HannoSpreeuw commented 1 year ago

It is not slow as of now. Maybe will become slow for certain values of parameters, but, again, we'll only run ranges of parameters for long model times if we get oscillations. So perhaps not priority now

Okay, thanks for clarifying that. Perhaps I should add a "Priority low" label to this issue.

HannoSpreeuw commented 1 year ago

Why do we need to end up with a ton of hdf5 files? I thought we could use this format to store outputs from multiple runs in one file, possibly even with the input parameters, in a structured way.
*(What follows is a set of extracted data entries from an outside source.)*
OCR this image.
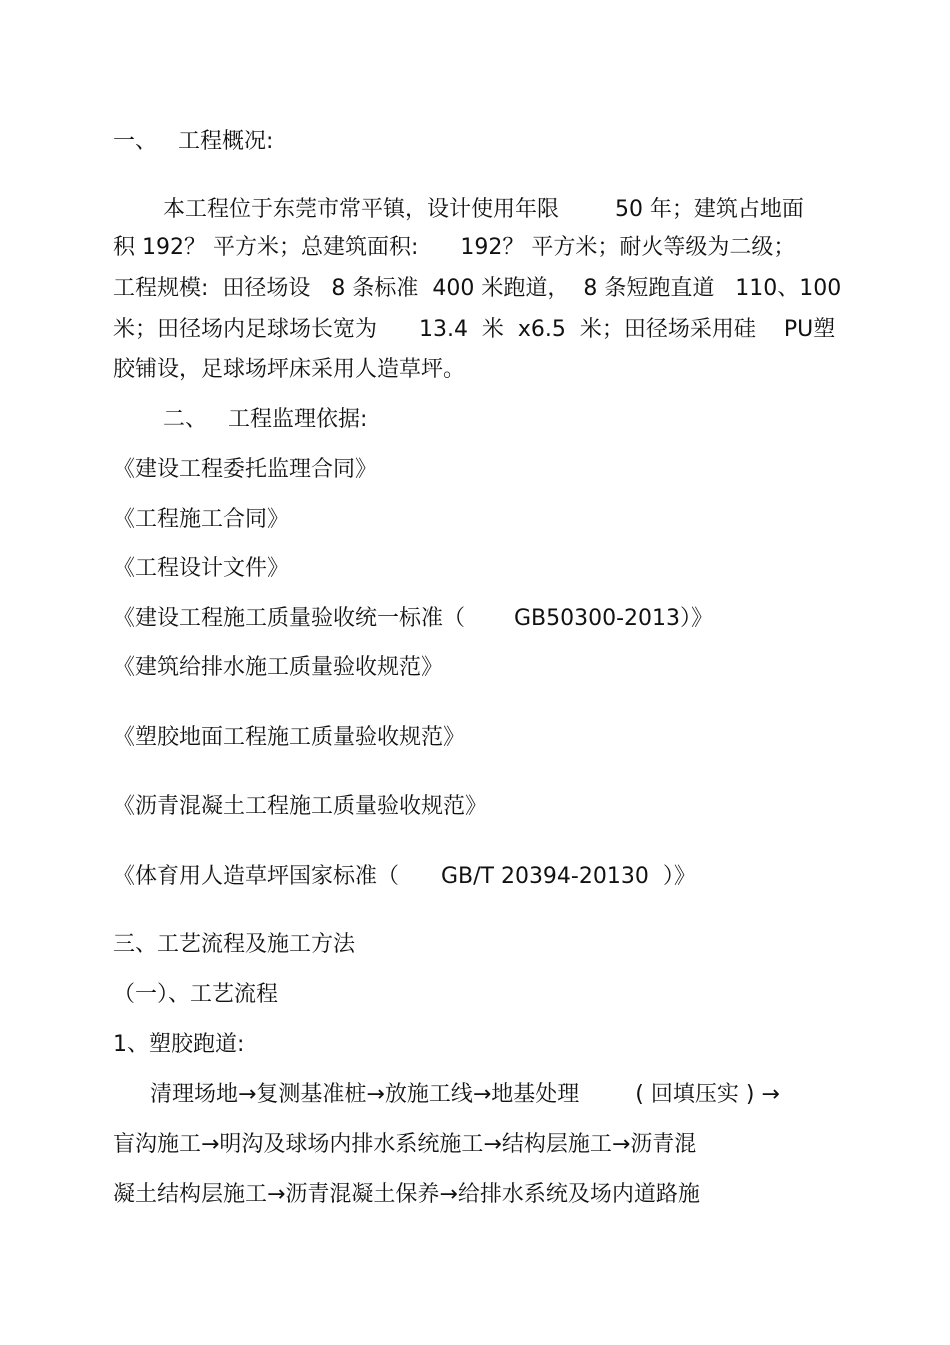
一、   工程概况:
本工程位于东莞市常平镇，设计使用年限        50 年；建筑占地面
积 192？ 平方米；总建筑面积:      192？ 平方米；耐火等级为二级；
工程规模:  田径场设   8 条标准  400 米跑道，  8 条短跑直道   110、100
米；田径场内足球场长宽为      13.4  米  x6.5  米；田径场采用硅    PU塑
胶铺设，足球场坪床采用人造草坪。
二、   工程监理依据:
《建设工程委托监理合同》
《工程施工合同》
《工程设计文件》
《建设工程施工质量验收统一标准（       GB50300-2013）》
《建筑给排水施工质量验收规范》
《塑胶地面工程施工质量验收规范》
《沥青混凝土工程施工质量验收规范》
《体育用人造草坪国家标准（      GB/T 20394-20130  ）》
三、工艺流程及施工方法
（一）、工艺流程
1、塑胶跑道:
清理场地→复测基准桩→放施工线→地基处理        ( 回填压实 ) →
盲沟施工→明沟及球场内排水系统施工→结构层施工→沥青混
凝土结构层施工→沥青混凝土保养→给排水系统及场内道路施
O yeah, you're right. That is indeed possible.

HannoSpreeuw commented 1 year ago

I think the graph is something @NiklasHohmann and I can work on, as this requires much less skill than you have. And for us it's good learning. Of course if you agree.

Absolutely. Please go ahead. I mean even with the output from all the runs stored in a single hdf5 file, data reduction, i.e. some form of combining the data from all the runs, is needed to enable an analysis.

EmiliaJarochowska commented 1 year ago

Absolutely. Please go ahead. I mean even with the output from all the runs stored in a single hdf5 file, data reduction, i.e. some form of combining the data from all the runs, is needed to enable an analysis.

I guess one can append to one hdf5 file even if these are multiple individual runs from different config files. We'll wait for #19 to work on data reduction - it will probably naturally fall after I am back from holidays.